You’ll see it in the news constantly – the hacker group, Anonymous, has targeted Twitter accounts. Or a system bug exposed the personal data of millions of Facebook users. A couple of years ago, Evernote was forced to reset 50 million passwords after its security system was breached – and they are by no means the only major company to have faced this kind of problem.
What Should a Website Privacy Statement Include?
When you enact a website privacy statement, make sure it accurately reflects your policies. That may seem obvious, but some website owners fail to do this; even when they are well-meaning and trying to provide visitors with accurate information, their statements are sometimes contradicted by facts.
Law professor Jonathan I. Ezor, director of the Touro Law Center Institute for Business, Law and Technology, explains why:
"Most websites (especially business ones) have posted 'privacy policies,' but too many simply copy language they’ve found on other Web sites. The problem? The borrowed language may describe the practices of the other site, but may not be correct when it comes to the new site using the policy...."
Some language is particularly problematic. Consider a statement like, "We will not share your information with any third party," which Ezor describes as:
"Very reassuring; almost certainly false. When it comes to the Web, there are numerous legitimate third parties with whom the site owner must share user information just to operate the site: the site’s hosting company, the user’s own ISP (to whom the Web pages are transmitted on their way to the user), the courier delivering any purchases, the bank's clearing credit card payments, etc… When it comes to privacy policies, inaccuracy can be expensive."
Be aware that laws are in place to protect audiences in certain locations and of certain ages.

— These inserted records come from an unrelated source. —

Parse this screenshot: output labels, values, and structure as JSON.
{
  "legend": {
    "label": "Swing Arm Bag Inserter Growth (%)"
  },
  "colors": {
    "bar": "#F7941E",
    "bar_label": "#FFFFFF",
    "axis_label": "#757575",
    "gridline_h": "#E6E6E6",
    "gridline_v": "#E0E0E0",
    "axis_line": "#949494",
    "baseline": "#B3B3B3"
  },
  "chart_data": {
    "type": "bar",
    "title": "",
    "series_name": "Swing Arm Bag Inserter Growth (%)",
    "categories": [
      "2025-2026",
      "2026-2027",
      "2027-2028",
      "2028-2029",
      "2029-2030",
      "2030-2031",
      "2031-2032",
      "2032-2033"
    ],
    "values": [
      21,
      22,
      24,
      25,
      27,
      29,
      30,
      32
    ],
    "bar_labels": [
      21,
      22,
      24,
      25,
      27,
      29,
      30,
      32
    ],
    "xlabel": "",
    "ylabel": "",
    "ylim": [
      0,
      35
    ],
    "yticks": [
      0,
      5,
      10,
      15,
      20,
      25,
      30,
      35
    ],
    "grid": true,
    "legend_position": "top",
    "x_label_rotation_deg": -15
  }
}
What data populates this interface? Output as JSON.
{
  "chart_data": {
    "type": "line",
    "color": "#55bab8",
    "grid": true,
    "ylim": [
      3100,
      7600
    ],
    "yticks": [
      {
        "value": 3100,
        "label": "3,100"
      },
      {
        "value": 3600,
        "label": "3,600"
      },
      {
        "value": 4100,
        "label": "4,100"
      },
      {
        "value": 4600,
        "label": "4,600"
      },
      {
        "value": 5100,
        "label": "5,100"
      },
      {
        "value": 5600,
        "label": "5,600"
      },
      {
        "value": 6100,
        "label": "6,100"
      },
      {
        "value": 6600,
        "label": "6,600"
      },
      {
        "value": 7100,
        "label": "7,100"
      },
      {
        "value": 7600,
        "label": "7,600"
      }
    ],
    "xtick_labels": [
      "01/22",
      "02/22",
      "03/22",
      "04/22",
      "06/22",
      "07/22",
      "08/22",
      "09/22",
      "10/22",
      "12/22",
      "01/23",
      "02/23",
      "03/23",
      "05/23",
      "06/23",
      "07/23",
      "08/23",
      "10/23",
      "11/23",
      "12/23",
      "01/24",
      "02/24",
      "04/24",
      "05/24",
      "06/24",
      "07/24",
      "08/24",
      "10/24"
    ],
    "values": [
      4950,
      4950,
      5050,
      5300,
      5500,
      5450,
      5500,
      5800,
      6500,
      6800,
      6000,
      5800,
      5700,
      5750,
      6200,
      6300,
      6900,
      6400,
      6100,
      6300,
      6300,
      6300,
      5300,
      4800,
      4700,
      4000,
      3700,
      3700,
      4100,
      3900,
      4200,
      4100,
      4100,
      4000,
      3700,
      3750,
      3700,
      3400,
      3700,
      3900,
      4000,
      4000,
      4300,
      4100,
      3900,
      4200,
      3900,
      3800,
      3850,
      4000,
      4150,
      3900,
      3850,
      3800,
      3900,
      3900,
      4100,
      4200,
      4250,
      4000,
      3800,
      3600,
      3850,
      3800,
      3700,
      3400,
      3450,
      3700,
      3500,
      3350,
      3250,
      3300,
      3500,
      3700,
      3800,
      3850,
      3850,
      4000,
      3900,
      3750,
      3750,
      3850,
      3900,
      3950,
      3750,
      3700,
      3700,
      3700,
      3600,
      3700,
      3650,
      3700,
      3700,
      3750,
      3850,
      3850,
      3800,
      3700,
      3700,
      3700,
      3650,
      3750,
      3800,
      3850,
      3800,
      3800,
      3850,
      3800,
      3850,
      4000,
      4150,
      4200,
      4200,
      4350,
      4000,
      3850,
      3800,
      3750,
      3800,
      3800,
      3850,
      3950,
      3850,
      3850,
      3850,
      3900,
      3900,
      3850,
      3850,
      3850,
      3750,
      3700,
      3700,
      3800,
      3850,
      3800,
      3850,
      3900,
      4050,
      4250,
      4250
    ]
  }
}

For example, if you're based in the U.S. and your site's audience includes visitors under age 13, you must adhere to certain requirements set forth under the Children's Online Privacy Protection Act of 1998 (COPPA).
Every country has different requirements, so you need to double check what the law is for you. In the U.K. for example, the Data Protection Act of 1998 covers any activity relating to data acquisition, organisation, retrieval, use, and disclosure. The act requires fairness and lawfulness in all cases. The State of California has its own mandate for sites collecting data from its residents, which requires that you disclose what you do, and do what you say, along with several other requirements.
Finally, if your site links to third-party websites (Google Adsense, for instance) you may be required to adhere to the privacy requirements of these sites, as well.